Kingsolver 'internalized shame' of her rural roots, delaying Appalachian novel; now an 'ambassador between worlds'

Barbara Kingsolver (Guardian photo by Jessica Tezak)
Now that she has won this year's Pulitzer Prize for fiction, and the UK's Women's Prize for Fiction for Demon Copperhead, Barbara Kingsolver tells Lisa Allardice, chief books writer for The Guardian, “I understand that my whole life I’ve been wanting to write the great Appalachian novel.”

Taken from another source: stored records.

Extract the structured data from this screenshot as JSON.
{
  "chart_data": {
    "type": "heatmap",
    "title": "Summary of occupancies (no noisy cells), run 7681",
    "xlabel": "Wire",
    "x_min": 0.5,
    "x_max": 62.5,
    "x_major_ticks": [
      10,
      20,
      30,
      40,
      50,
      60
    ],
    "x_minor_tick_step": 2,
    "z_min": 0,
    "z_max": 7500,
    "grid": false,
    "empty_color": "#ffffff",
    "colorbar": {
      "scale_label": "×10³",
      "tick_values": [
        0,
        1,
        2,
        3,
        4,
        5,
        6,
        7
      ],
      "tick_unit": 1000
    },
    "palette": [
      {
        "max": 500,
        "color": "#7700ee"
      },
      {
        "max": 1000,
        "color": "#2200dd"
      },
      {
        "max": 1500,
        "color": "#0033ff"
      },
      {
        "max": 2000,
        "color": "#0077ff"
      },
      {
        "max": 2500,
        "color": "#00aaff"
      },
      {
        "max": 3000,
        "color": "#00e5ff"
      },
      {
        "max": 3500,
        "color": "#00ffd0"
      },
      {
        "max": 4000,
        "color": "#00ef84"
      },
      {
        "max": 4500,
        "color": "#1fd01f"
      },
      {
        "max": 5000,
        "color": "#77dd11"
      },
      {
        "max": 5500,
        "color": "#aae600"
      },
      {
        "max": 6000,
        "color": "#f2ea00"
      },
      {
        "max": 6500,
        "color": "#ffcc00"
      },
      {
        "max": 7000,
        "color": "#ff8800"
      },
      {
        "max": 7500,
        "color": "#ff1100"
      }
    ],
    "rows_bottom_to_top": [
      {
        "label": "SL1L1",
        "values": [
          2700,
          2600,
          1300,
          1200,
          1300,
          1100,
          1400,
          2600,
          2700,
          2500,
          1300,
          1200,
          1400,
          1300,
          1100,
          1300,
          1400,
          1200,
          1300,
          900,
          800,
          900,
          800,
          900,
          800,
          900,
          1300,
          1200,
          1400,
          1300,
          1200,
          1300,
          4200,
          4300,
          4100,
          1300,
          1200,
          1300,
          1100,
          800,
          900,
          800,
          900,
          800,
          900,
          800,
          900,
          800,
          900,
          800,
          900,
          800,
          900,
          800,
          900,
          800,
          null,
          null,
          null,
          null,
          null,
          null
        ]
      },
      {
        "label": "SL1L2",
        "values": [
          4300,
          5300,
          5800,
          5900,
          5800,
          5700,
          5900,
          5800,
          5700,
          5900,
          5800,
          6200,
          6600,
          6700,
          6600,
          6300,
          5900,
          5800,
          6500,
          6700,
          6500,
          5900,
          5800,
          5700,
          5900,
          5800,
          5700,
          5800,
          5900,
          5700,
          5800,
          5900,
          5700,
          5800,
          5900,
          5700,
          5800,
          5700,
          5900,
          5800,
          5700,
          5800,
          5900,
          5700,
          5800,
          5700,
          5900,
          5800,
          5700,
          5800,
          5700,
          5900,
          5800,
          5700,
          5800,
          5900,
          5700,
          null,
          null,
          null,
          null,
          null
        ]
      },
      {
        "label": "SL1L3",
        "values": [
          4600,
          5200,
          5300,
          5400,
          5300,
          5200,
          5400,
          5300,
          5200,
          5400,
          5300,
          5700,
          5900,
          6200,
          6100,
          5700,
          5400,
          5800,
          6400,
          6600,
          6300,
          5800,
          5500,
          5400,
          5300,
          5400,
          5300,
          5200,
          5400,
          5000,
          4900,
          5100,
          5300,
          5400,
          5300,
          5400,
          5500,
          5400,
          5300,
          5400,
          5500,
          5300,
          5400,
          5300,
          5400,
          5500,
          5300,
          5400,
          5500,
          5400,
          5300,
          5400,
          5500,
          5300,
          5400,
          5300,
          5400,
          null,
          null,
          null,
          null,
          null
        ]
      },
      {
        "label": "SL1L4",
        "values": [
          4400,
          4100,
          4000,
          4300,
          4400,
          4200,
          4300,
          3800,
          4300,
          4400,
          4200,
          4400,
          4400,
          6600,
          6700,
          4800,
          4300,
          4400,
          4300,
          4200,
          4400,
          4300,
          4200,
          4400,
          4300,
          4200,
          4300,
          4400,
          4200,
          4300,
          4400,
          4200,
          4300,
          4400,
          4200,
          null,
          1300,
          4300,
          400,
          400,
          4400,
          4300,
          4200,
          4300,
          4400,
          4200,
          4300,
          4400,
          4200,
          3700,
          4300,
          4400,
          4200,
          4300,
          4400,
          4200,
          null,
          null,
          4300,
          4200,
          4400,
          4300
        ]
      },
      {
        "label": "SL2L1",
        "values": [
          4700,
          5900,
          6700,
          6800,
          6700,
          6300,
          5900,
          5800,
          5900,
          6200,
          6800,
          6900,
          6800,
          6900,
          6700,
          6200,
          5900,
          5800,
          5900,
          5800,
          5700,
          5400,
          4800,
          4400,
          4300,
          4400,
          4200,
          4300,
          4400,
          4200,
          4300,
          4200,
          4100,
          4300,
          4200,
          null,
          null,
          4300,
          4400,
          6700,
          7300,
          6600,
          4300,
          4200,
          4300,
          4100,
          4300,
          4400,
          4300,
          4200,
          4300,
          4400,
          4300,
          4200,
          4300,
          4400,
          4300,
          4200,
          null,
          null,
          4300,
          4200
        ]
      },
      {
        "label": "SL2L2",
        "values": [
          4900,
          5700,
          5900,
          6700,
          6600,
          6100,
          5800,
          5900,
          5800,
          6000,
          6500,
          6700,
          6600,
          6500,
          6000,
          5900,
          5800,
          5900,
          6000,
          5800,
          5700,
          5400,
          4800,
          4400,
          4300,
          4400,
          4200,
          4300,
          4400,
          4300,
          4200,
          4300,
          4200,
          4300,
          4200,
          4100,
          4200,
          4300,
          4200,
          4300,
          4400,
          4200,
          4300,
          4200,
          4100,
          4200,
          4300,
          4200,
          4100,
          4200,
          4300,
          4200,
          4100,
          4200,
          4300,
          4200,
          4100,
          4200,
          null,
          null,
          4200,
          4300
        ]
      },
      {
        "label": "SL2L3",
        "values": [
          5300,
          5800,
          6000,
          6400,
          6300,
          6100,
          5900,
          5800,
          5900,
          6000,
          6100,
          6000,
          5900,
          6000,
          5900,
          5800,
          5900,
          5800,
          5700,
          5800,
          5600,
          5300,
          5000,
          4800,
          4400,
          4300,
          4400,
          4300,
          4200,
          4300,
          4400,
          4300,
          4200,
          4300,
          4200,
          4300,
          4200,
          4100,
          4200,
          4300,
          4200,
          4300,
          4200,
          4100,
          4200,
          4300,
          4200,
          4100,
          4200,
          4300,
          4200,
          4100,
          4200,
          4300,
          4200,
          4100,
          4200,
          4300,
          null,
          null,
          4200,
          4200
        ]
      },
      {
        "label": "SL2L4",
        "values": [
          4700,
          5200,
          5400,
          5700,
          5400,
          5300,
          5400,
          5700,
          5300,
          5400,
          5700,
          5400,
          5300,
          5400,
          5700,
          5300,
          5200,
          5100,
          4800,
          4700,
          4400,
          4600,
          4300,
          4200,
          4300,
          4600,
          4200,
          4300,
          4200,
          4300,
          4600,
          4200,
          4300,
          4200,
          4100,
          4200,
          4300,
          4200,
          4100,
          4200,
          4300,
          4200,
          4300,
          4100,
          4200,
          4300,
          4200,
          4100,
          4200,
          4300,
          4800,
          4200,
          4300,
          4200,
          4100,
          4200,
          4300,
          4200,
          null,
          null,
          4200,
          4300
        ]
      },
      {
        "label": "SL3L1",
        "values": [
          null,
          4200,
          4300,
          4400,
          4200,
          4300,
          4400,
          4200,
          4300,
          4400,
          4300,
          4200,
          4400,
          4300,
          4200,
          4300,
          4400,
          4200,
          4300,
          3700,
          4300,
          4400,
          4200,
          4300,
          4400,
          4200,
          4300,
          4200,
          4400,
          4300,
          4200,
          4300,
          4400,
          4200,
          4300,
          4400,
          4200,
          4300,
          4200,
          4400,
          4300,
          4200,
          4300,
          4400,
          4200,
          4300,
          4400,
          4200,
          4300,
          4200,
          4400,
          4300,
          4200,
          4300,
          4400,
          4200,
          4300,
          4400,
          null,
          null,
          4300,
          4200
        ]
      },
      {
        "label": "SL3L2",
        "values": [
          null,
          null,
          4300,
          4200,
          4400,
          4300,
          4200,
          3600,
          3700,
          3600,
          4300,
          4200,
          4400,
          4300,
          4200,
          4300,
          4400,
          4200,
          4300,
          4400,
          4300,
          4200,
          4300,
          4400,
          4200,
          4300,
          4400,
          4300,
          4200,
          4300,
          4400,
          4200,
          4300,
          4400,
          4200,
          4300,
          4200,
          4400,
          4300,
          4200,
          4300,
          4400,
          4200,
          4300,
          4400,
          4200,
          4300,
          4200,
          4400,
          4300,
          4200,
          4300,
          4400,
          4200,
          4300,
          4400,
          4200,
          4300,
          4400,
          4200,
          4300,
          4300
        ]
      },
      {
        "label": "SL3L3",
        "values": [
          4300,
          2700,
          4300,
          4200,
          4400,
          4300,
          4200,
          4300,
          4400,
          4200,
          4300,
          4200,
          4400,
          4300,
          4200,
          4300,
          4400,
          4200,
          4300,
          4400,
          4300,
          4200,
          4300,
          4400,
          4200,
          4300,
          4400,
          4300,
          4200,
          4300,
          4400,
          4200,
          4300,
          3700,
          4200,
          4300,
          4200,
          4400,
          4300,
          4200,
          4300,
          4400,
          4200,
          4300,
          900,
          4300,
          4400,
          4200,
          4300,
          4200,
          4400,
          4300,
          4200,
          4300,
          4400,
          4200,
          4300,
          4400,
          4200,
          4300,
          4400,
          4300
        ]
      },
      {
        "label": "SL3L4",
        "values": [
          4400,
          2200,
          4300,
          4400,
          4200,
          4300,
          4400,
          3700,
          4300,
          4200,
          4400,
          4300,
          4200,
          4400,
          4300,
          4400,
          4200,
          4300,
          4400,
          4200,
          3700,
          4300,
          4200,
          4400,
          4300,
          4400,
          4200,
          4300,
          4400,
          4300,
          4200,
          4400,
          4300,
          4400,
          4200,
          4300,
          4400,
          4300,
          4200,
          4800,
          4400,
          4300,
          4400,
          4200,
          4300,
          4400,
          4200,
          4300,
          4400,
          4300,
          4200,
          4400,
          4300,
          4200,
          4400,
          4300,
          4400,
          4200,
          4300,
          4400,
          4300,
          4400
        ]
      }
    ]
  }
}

But Kingsolver says it took her some time to get around to it, partly because she had “internalized the shame” of her rural Kentucky upbringing that preceded graduating Phi Beta Kappa at DePauw University in Indiana and many years in Tucson before she amd her second husband moved to southwest Virginia, Allardice reports. "Now she feels she has not 'just the right but the duty' to represent her community. Kingsolver said, “The news, the movies, TV, it’s all manufactured in cities about city people. We’re nothing. We don’t see ourselves at all. And if we do show up, it’s as a joke, the hillbillies. We are the last demographic that progressive people still mock with impunity.”

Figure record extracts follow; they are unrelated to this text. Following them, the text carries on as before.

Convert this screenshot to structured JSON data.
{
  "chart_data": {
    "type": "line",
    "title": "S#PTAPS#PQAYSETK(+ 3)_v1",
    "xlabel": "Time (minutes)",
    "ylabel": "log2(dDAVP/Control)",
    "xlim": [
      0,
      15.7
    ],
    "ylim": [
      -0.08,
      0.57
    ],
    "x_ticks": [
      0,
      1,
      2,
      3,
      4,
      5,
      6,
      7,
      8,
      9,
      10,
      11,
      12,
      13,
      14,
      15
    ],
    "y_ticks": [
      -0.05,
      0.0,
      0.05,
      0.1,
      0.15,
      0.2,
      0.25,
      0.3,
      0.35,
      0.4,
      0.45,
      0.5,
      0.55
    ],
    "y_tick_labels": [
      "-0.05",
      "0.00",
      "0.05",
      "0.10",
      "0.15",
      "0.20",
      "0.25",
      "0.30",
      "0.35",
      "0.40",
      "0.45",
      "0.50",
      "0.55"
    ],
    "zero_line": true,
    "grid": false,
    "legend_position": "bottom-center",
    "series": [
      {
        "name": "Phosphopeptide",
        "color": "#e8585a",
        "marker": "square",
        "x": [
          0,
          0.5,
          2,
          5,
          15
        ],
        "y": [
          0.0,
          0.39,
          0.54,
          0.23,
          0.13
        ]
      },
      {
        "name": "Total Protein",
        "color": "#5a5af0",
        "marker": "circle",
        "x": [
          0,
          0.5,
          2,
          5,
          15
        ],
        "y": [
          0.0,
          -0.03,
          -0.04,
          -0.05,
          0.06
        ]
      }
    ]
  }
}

Allardice cites "one memorable passage" in which Demon Copperhead lists the insults thrown at Appalachians: “Hillbilly, rednecks, moonshiners, ridge runners, hicks. Deplorables.” The last one refers to a 2016 comment by her friend Hillary Clinton, referring to half of Donald Trump supporters as “a basket of deplorables” because they were “racist, sexist, homophobic, xenophobic, Islamophobic.” Clinton apologized the next day for what she said was an exaggeration; Kingsolver's "agent and editor, both based in New York, questioned whether she should include it," Allardice reports, giving her answer: “I decided, yes, I’m leaving it in because I want this to make the reader uncomfortable.” Kingsolver said she sees bumper stickers in Washington County, Virginia, saying "I'm a deplorable." 

“I understand why rural people are so mad they want to blow up the system,” she told Allardice. “That contempt of urban culture for half the country. I feel like I’m an ambassador between these worlds, trying to explain that if you want to have a conversation you don’t start it with the words, ‘You idiot’.”